この世界は
僕はなぜか彼女の家に案内されていた。
女性の家(もしくは部屋)にはあまり入ったことはなかったので、少し緊張した。そしてこんなときに否応なく京子の部屋のこと思い浮かべてしまう手前、まだ僕は京子が好きなんだなあ、としみじみ思う。
「君がなぜこの世界についてあまり多くを知らないのか、その理由はきかないでおこう。ただ、私の話をきけ。この世界の常識だ。
さて、まずは『青樹の儀式』について話すとしよう。」
「ちょっと待ってください、まず、名前を教えてもらってもよろしいですか?」
「ああ、そういえば自己紹介がまだだったな。私はトウキョウで軍人をしている、トウカという。名字はない。というのも、私は孤児院の出だからな。宜しく。そして私の部下が迷惑をかけた。謝罪しよう。」
といって頭を下げた。
美人はどんな所作をしても絵になるな、と感じたが、今はその場合ではない。
「いえ、気にしてませんよ。僕はユウスケといいます。名字はありません。あなたと同じ理由です。よろしくおねがいします。」
「そうか、だから儀式をしていなかったのだな?」
「まあ…」
詳しく言うと違うのだが、面倒くさいので、そういうことにしておこう。
「すまないな、嫌なことを聞いた。
まあ、話を続けよう。
『青樹の儀式』というのは、君がやった通り、あの大きな樹、青樹に触れることだ。これは一種の成人式なのだ。十五才の時に、村単位で行われる。

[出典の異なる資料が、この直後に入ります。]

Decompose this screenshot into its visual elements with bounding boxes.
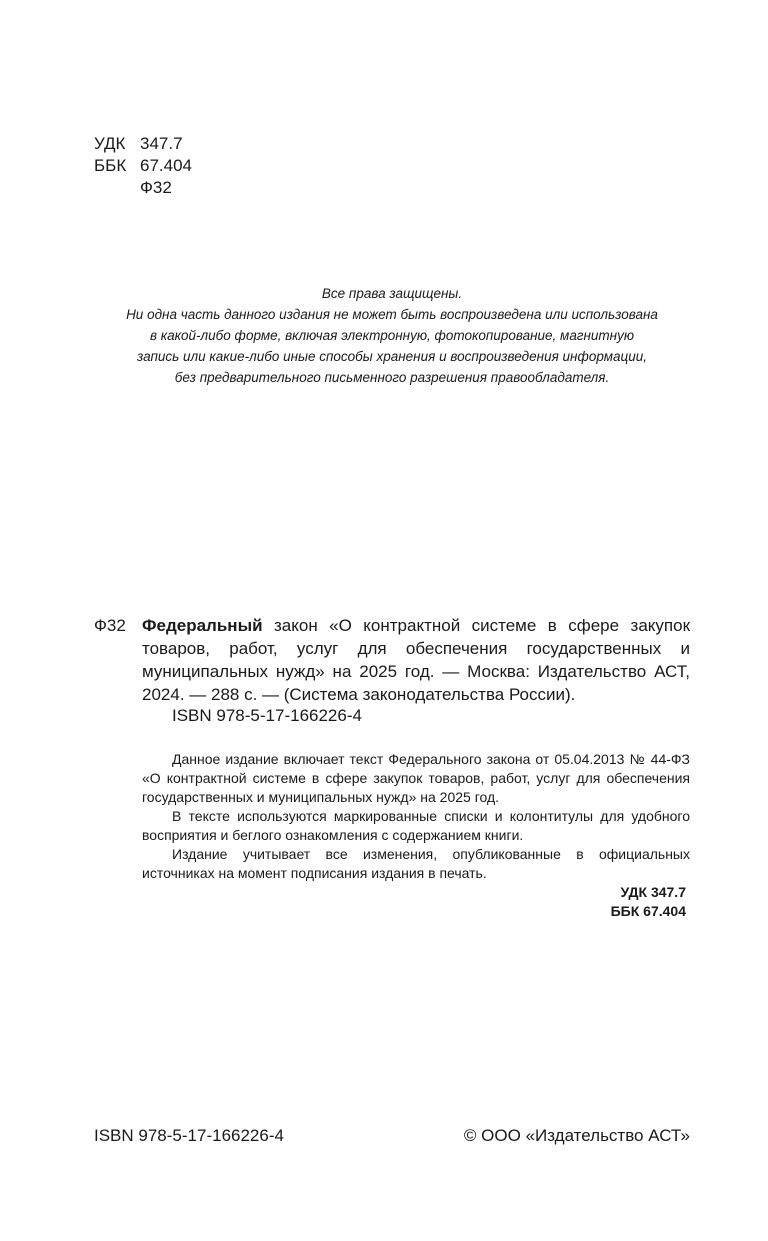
udk-value: 347.7 bbox=[140, 134, 183, 153]
bbk-value: 67.404 bbox=[140, 156, 192, 175]
biblio-code: Ф32 bbox=[94, 616, 126, 635]
biblio-text: закон «О контрактной системе в сфере закупок товаров, работ, услуг для обеспечения государственных и муниципальных нужд» на 2025 год. — Москва: Издательство АСТ, 2024. — 288 с. — (Система законодательства России). bbox=[142, 616, 691, 704]
annotation-paragraph: Издание учитывает все изменения, опубликованные в официальных источниках на момент подписания издания в печать. bbox=[142, 846, 690, 881]
bbk-row bbox=[94, 155, 192, 177]
rights-line: запись или какие-либо иные способы хранения и воспроизведения информации, bbox=[136, 349, 648, 364]
author-mark-row bbox=[94, 177, 192, 199]
annotation-bbk: ББК 67.404 bbox=[610, 903, 686, 919]
rights-line: в какой-либо форме, включая электронную, фотокопирование, магнитную bbox=[149, 328, 634, 343]
biblio-lead: Федеральный bbox=[142, 616, 263, 635]
rights-line: Ни одна часть данного издания не может быть воспроизведена или использована bbox=[126, 307, 658, 322]
rights-line: без предварительного письменного разрешения правообладателя. bbox=[174, 370, 610, 385]
udk-row bbox=[94, 133, 192, 155]
annotation bbox=[142, 750, 690, 921]
bbk-label: ББК bbox=[94, 156, 127, 175]
udk-label: УДК bbox=[94, 134, 126, 153]
rights-notice bbox=[94, 283, 690, 388]
biblio-description bbox=[142, 614, 690, 706]
footer-copyright: © ООО «Издательство АСТ» bbox=[463, 1126, 690, 1145]
annotation-codes bbox=[142, 883, 690, 921]
rights-line: Все права защищены. bbox=[321, 286, 463, 301]
bibliographic-record bbox=[94, 614, 690, 706]
annotation-udk: УДК 347.7 bbox=[620, 884, 686, 900]
annotation-paragraph: В тексте используются маркированные списки и колонтитулы для удобного восприятия и беглого ознакомления с содержанием книги. bbox=[142, 808, 690, 843]
annotation-paragraph: Данное издание включает текст Федерального закона от 05.04.2013 № 44-ФЗ «О контрактной системе в сфере закупок товаров, работ, услуг для обеспечения государственных и муниципальных нужд» на 2025 год. bbox=[142, 751, 690, 805]
footer bbox=[94, 1125, 690, 1147]
footer-isbn: ISBN 978-5-17-166226-4 bbox=[94, 1126, 284, 1145]
classification-block bbox=[94, 133, 192, 199]
biblio-isbn: ISBN 978-5-17-166226-4 bbox=[172, 706, 362, 725]
author-mark: Ф32 bbox=[140, 178, 172, 197]
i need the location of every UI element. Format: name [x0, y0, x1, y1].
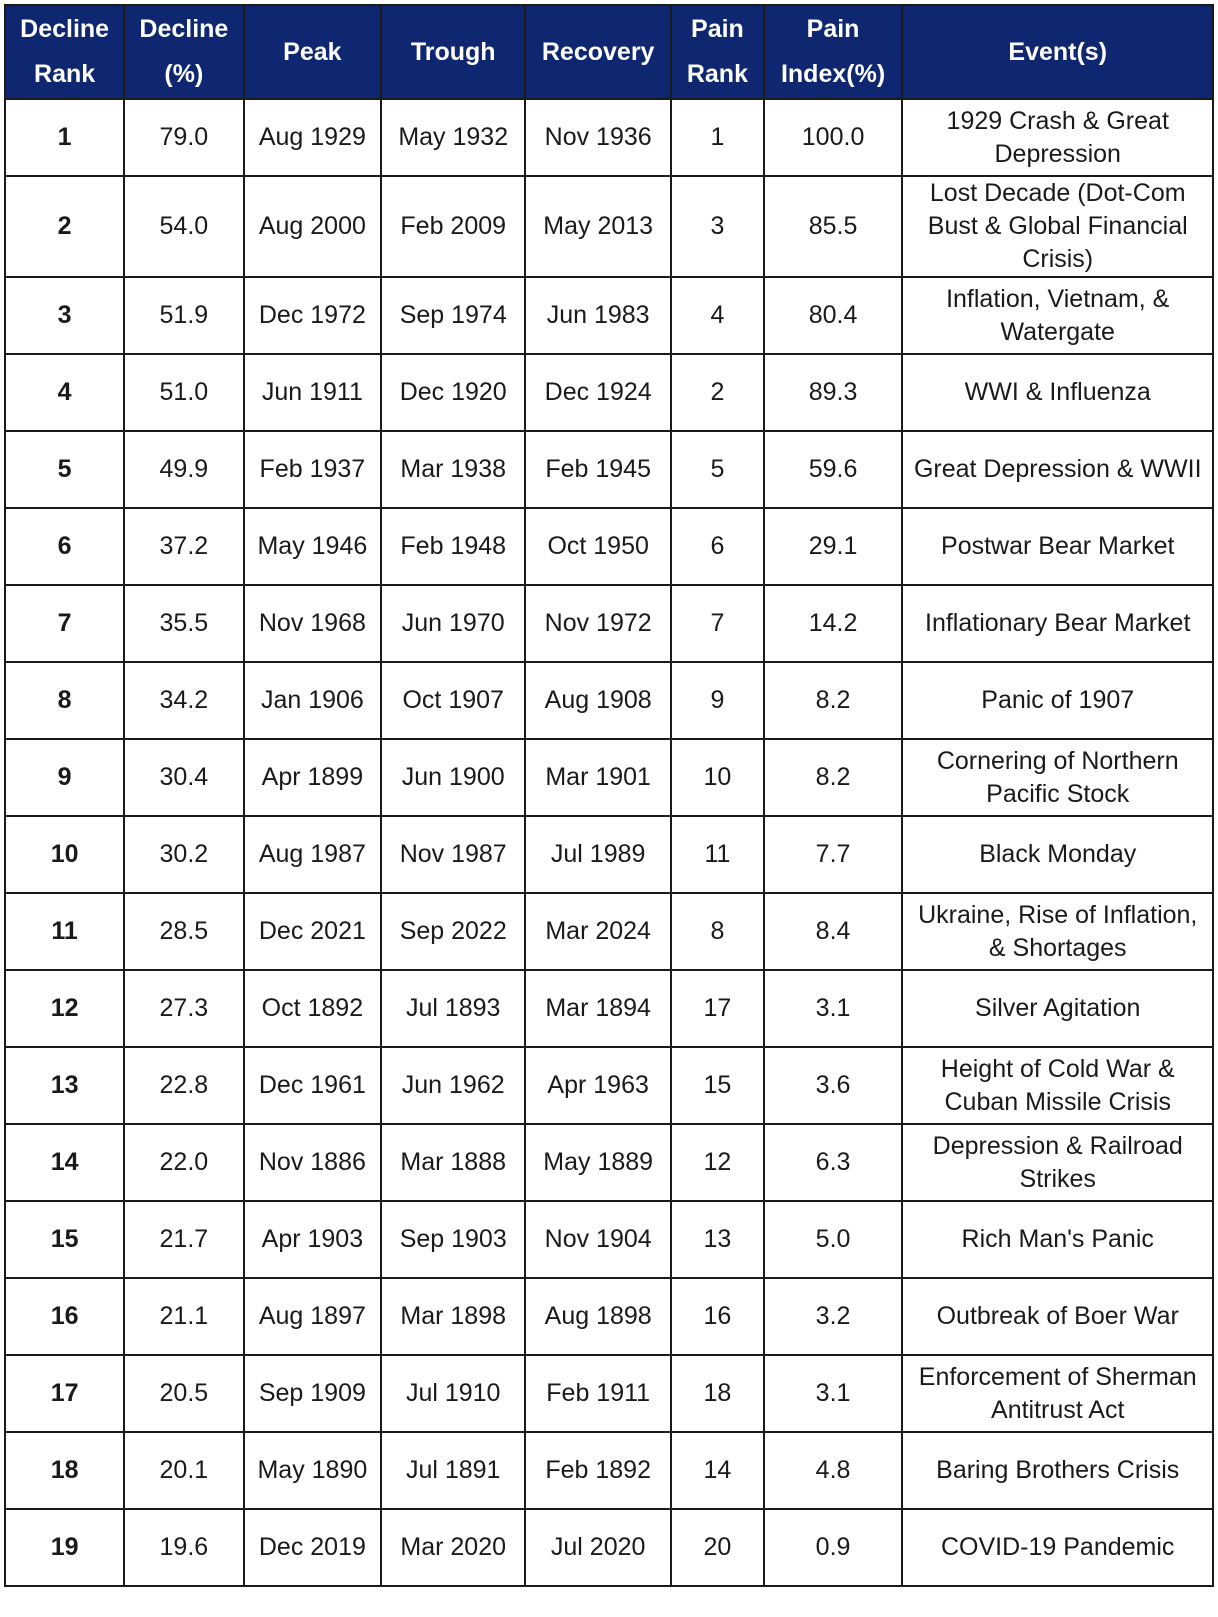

何でそれをやるか?自然にこの身を捧げるという決意の表明のようなものだ。
代わりに自然は人々に『魔法』を授ける。これはその人が十歳の時に願っていたことに基づくのだ。これは村長の家にある水晶を見るとわかる。君も後でいってみるといい。
しかし、その事を悪用するやからもいる。
例えば十歳のとき、子を洗脳し、望み通りの能力を持たせたり、もしくはこの儀式に参加しなかったり。君は後者を疑われた訳だが…
もし儀式に参加しないと、子は親の能力をそのまま引き継いでしまうんだ。
これは反自然的な行為なのだが、これを行うと、非常に強力な魔法がてにはいる。
その強大さに、この世界に住み着く悪魔はこぞって力を提供し、この世界を終わらせようと試みる。悪魔に提供された魔力は、使うさいに赤く発光する。
もうわかったろう?それが『赤の魔法』なんだ。そしてそれの使い手を『赤子』と呼ぶ。